Modern nurses have a similarly diverse range of interests and achievements. They toil not only in hospitals and nursing homes, but on inner-city streets, battlefields in Afghanistan, refugee camps in Sudan, and in schools, public health units, northern nursing stations and myriad other locales.

When Ms. Nightingale began nursing in 1851, as the superintendent of the Institution for Gentlewomen in London, hospitals were squalid places with horrid working conditions. Nursing was a lowly, menial task.

In relative terms, today's health-care institutions are not much better, and the work environment of nurses continues to be disgracefully bad. Nurses' pay is not paltry, but it is not commensurate with the skills and training required, and nursing is one of the few professions where the hiring of people on a casual, rather than permanent, basis is rampant.

(None of which is coincidental to the fact that 96 per cent of nurses are women.)

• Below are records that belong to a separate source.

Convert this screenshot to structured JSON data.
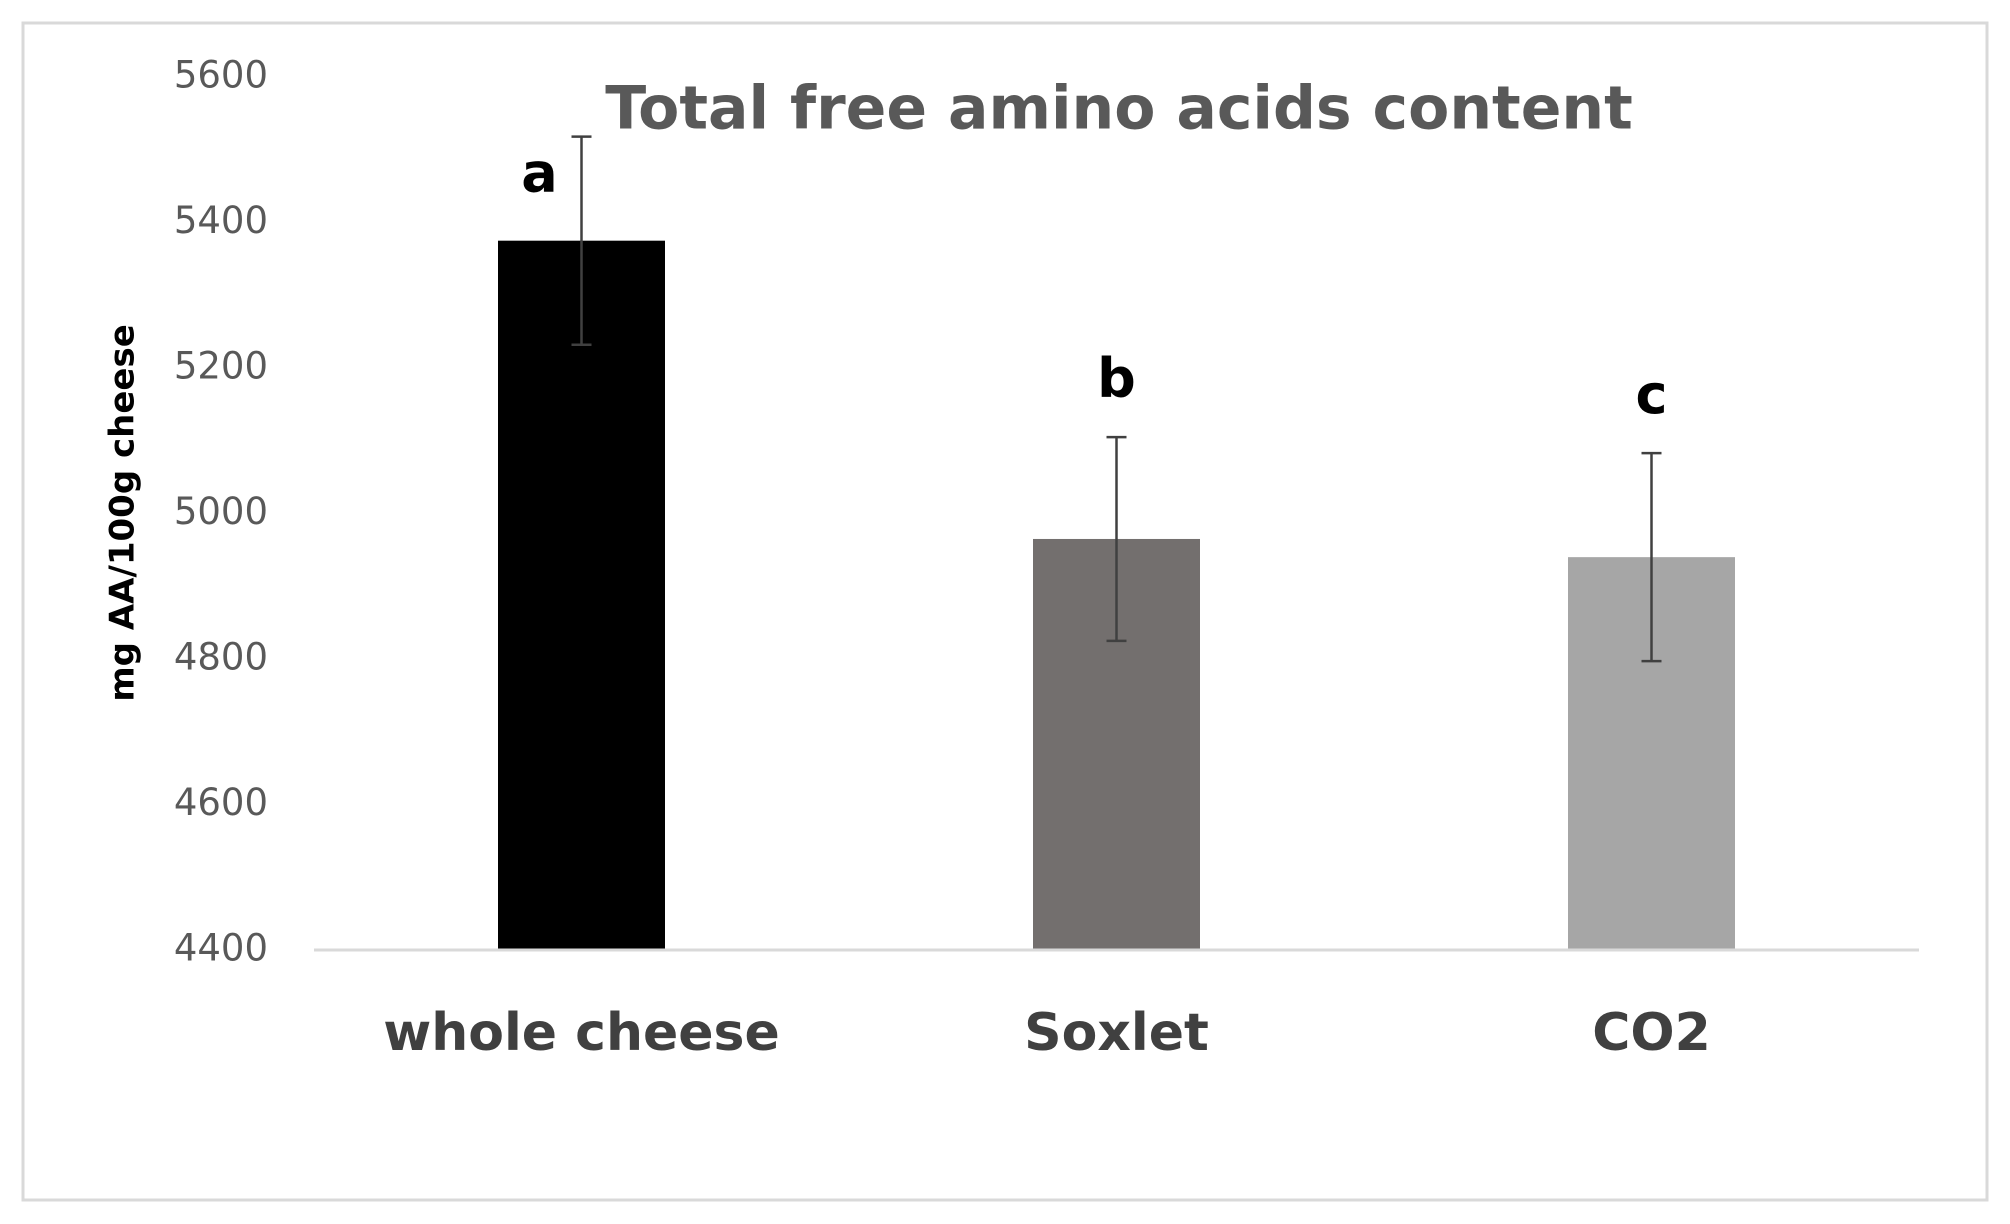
{
  "chart_data": {
    "type": "bar",
    "title": "Total free amino acids content",
    "y_label": "mg AA/100g cheese",
    "categories": [
      "whole cheese",
      "Soxlet",
      "CO2"
    ],
    "values": [
      5375,
      4965,
      4940
    ],
    "errors": [
      143,
      140,
      143
    ],
    "annotations": [
      "a",
      "b",
      "c"
    ],
    "colors": [
      "#000000",
      "#736f6e",
      "#a6a6a6"
    ],
    "ylim": [
      4400,
      5600
    ],
    "yticks": [
      4400,
      4600,
      4800,
      5000,
      5200,
      5400,
      5600
    ],
    "grid": false
  }
}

Nurses, paradoxically, are among Canada's sickest workers. They have epidemic rates of back injury, troubling levels of depression, astronomical rates of sick days. Early retirement due to burnout is becoming the norm.

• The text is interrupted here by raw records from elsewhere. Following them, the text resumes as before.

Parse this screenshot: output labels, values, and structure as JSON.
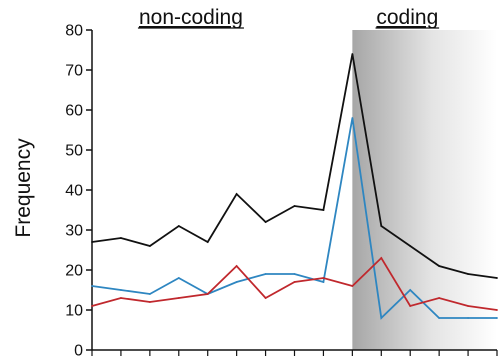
{
  "chart_data": {
    "type": "line",
    "ylabel": "Frequency",
    "xlabel": "",
    "title": "",
    "ylim": [
      0,
      80
    ],
    "yticks": [
      0,
      10,
      20,
      30,
      40,
      50,
      60,
      70,
      80
    ],
    "x": [
      1,
      2,
      3,
      4,
      5,
      6,
      7,
      8,
      9,
      10,
      11,
      12,
      13,
      14,
      15
    ],
    "regions": [
      {
        "label": "non-coding",
        "x_start": 1,
        "x_end": 10,
        "shaded": false
      },
      {
        "label": "coding",
        "x_start": 10,
        "x_end": 15,
        "shaded": true
      }
    ],
    "series": [
      {
        "color": "#111111",
        "values": [
          27,
          28,
          26,
          31,
          27,
          39,
          32,
          36,
          35,
          74,
          31,
          26,
          21,
          19,
          18
        ]
      },
      {
        "color": "#2e86c1",
        "values": [
          16,
          15,
          14,
          18,
          14,
          17,
          19,
          19,
          17,
          58,
          8,
          15,
          8,
          8,
          8
        ]
      },
      {
        "color": "#c0282d",
        "values": [
          11,
          13,
          12,
          13,
          14,
          21,
          13,
          17,
          18,
          16,
          23,
          11,
          13,
          11,
          10
        ]
      }
    ],
    "grid": false,
    "legend": "none"
  }
}
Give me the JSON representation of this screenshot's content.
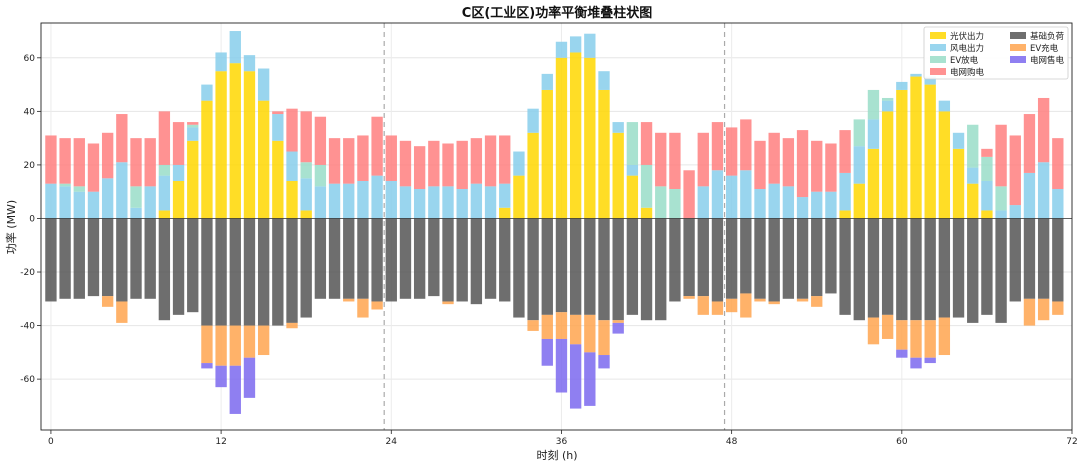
{
  "chart_data": {
    "type": "bar",
    "stacked": true,
    "title": "C区(工业区)功率平衡堆叠柱状图",
    "xlabel": "时刻 (h)",
    "ylabel": "功率 (MW)",
    "xlim": [
      -0.7,
      72
    ],
    "ylim": [
      -79,
      73
    ],
    "xticks": [
      0,
      12,
      24,
      36,
      48,
      60,
      72
    ],
    "yticks": [
      -60,
      -40,
      -20,
      0,
      20,
      40,
      60
    ],
    "grid": true,
    "vlines": [
      23.5,
      47.5
    ],
    "legend_position": "top-right",
    "legend_order": [
      "solar",
      "load",
      "wind",
      "ev_charge",
      "ev_discharge",
      "grid_sell",
      "grid_buy"
    ],
    "colors": {
      "solar": "#FFD700",
      "wind": "#87CEEB",
      "ev_discharge": "#99DDC8",
      "grid_buy": "#FF7F7F",
      "load": "#555555",
      "ev_charge": "#FFA54F",
      "grid_sell": "#7B68EE"
    },
    "series": [
      {
        "key": "solar",
        "name": "光伏出力",
        "values": [
          0,
          0,
          0,
          0,
          0,
          0,
          0,
          0,
          3,
          14,
          29,
          44,
          55,
          58,
          55,
          44,
          29,
          14,
          3,
          0,
          0,
          0,
          0,
          0,
          0,
          0,
          0,
          0,
          0,
          0,
          0,
          0,
          4,
          16,
          32,
          48,
          60,
          62,
          60,
          48,
          32,
          16,
          4,
          0,
          0,
          0,
          0,
          0,
          0,
          0,
          0,
          0,
          0,
          0,
          0,
          0,
          3,
          13,
          26,
          40,
          48,
          53,
          50,
          40,
          26,
          13,
          3,
          0,
          0,
          0,
          0,
          0
        ]
      },
      {
        "key": "wind",
        "name": "风电出力",
        "values": [
          13,
          12,
          10,
          10,
          15,
          21,
          4,
          12,
          13,
          6,
          5,
          6,
          7,
          12,
          6,
          12,
          10,
          11,
          12,
          12,
          13,
          13,
          14,
          16,
          14,
          12,
          11,
          12,
          12,
          11,
          13,
          12,
          9,
          9,
          9,
          6,
          6,
          6,
          9,
          7,
          4,
          4,
          0,
          0,
          0,
          0,
          12,
          18,
          16,
          18,
          11,
          13,
          12,
          8,
          10,
          10,
          14,
          14,
          11,
          4,
          3,
          1,
          3,
          4,
          6,
          6,
          11,
          3,
          5,
          17,
          21,
          11
        ]
      },
      {
        "key": "ev_discharge",
        "name": "EV放电",
        "values": [
          0,
          1,
          2,
          0,
          0,
          0,
          8,
          0,
          4,
          0,
          1,
          0,
          0,
          0,
          0,
          0,
          0,
          0,
          6,
          8,
          0,
          0,
          0,
          0,
          0,
          0,
          0,
          0,
          0,
          0,
          0,
          0,
          0,
          0,
          0,
          0,
          0,
          0,
          0,
          0,
          0,
          16,
          16,
          12,
          11,
          0,
          0,
          0,
          0,
          0,
          0,
          0,
          0,
          0,
          0,
          0,
          0,
          10,
          11,
          1,
          0,
          0,
          0,
          0,
          0,
          16,
          9,
          9,
          0,
          0,
          0,
          0
        ]
      },
      {
        "key": "grid_buy",
        "name": "电网购电",
        "values": [
          18,
          17,
          18,
          18,
          17,
          18,
          18,
          18,
          20,
          16,
          1,
          0,
          0,
          0,
          0,
          0,
          1,
          16,
          19,
          18,
          17,
          17,
          17,
          22,
          17,
          17,
          16,
          17,
          16,
          18,
          17,
          19,
          18,
          0,
          0,
          0,
          0,
          0,
          0,
          0,
          0,
          0,
          16,
          20,
          21,
          18,
          20,
          18,
          18,
          19,
          18,
          19,
          18,
          25,
          19,
          18,
          16,
          0,
          0,
          0,
          0,
          0,
          0,
          0,
          0,
          0,
          3,
          23,
          26,
          22,
          24,
          19
        ]
      },
      {
        "key": "load",
        "name": "基础负荷",
        "values": [
          -31,
          -30,
          -30,
          -29,
          -29,
          -31,
          -30,
          -30,
          -38,
          -36,
          -35,
          -40,
          -40,
          -40,
          -40,
          -40,
          -40,
          -39,
          -37,
          -30,
          -30,
          -30,
          -30,
          -31,
          -31,
          -30,
          -30,
          -29,
          -31,
          -31,
          -32,
          -30,
          -31,
          -37,
          -38,
          -36,
          -35,
          -36,
          -36,
          -38,
          -38,
          -36,
          -38,
          -38,
          -31,
          -29,
          -29,
          -31,
          -30,
          -28,
          -30,
          -31,
          -30,
          -30,
          -29,
          -28,
          -36,
          -38,
          -37,
          -36,
          -38,
          -38,
          -38,
          -37,
          -37,
          -39,
          -36,
          -39,
          -31,
          -30,
          -30,
          -31
        ]
      },
      {
        "key": "ev_charge",
        "name": "EV充电",
        "values": [
          0,
          0,
          0,
          0,
          -4,
          -8,
          0,
          0,
          0,
          0,
          0,
          -14,
          -15,
          -15,
          -12,
          -11,
          0,
          -2,
          0,
          0,
          0,
          -1,
          -7,
          -3,
          0,
          0,
          0,
          0,
          -1,
          0,
          0,
          0,
          0,
          0,
          -4,
          -9,
          -10,
          -11,
          -14,
          -13,
          -1,
          0,
          0,
          0,
          0,
          -1,
          -7,
          -5,
          -5,
          -9,
          -1,
          -1,
          0,
          -1,
          -4,
          0,
          0,
          0,
          -10,
          -9,
          -11,
          -14,
          -14,
          -14,
          0,
          0,
          0,
          0,
          0,
          -10,
          -8,
          -5
        ]
      },
      {
        "key": "grid_sell",
        "name": "电网售电",
        "values": [
          0,
          0,
          0,
          0,
          0,
          0,
          0,
          0,
          0,
          0,
          0,
          -2,
          -8,
          -18,
          -15,
          0,
          0,
          0,
          0,
          0,
          0,
          0,
          0,
          0,
          0,
          0,
          0,
          0,
          0,
          0,
          0,
          0,
          0,
          0,
          0,
          -10,
          -20,
          -24,
          -20,
          -5,
          -4,
          0,
          0,
          0,
          0,
          0,
          0,
          0,
          0,
          0,
          0,
          0,
          0,
          0,
          0,
          0,
          0,
          0,
          0,
          0,
          -3,
          -4,
          -2,
          0,
          0,
          0,
          0,
          0,
          0,
          0,
          0,
          0
        ]
      }
    ]
  }
}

As in Victorian times, the most persistent challenge for most nurses - the greatest impediment to caring for their patients - is pathogens, the bacteria, viruses and other bugs that stalk the halls.

So, if Ms. Nightingale were a nursing leader today, whatever would she do?

Without a doubt, she would promote professionalism and education. Thanks to her wealthy background, she was able to get a "man's education."

She recognized that nursing required more than soft hands and a warm heart (as the condescending saying goes). Rather, good care has a scientific basis.

A modern-day Florence Nightingale would, no doubt, embrace politically unpopular causes such as safe injection sites, decriminalization of prostitution, provision of affordable housing, the raising of the minimum wage and so on, because all have clear public health benefits.

She would rail against the nursing shortage - which is expected to hit 113,000 in Canada by the year 2011 - decry excessive workloads and the fact that nurses continue to be relegated to second-class status among health professionals.

Reborn, Ms. Nightingale would push for the expansion of practice guidelines, for a greater role for nurse practitioners, and for nurses as leaders of interdisciplinary health-care teams.

A leader of her ilk would, as she did 1½centuries ago, recognize the primordial importance of cleanliness and good hygiene in hospitals. She would be appalled by the rate of medical errors, and the routine spread of pathogens.

The 21st-Century incarnation of Florence Nightingale would also use all the tools at her disposal to fight the problem, including good research and new technology like personal digital assistants to track patient health records.

Today's nurse is not the romanticized docile, obedient lady with the lamp.

Today's nurse is the educated, headstrong, professional woman with a PDA. (And probably a backache, too.)

That is the legacy of Florence Nightingale, and the image that should be celebrated on International Nurses Day.

And, in that vein, the leaders of our health-care sector - hospital administrators, policy makers and politicians alike - should be marking May 12 with concrete proposals for improving the working conditions of nurses, not merely cake, balloons and feel-good speeches.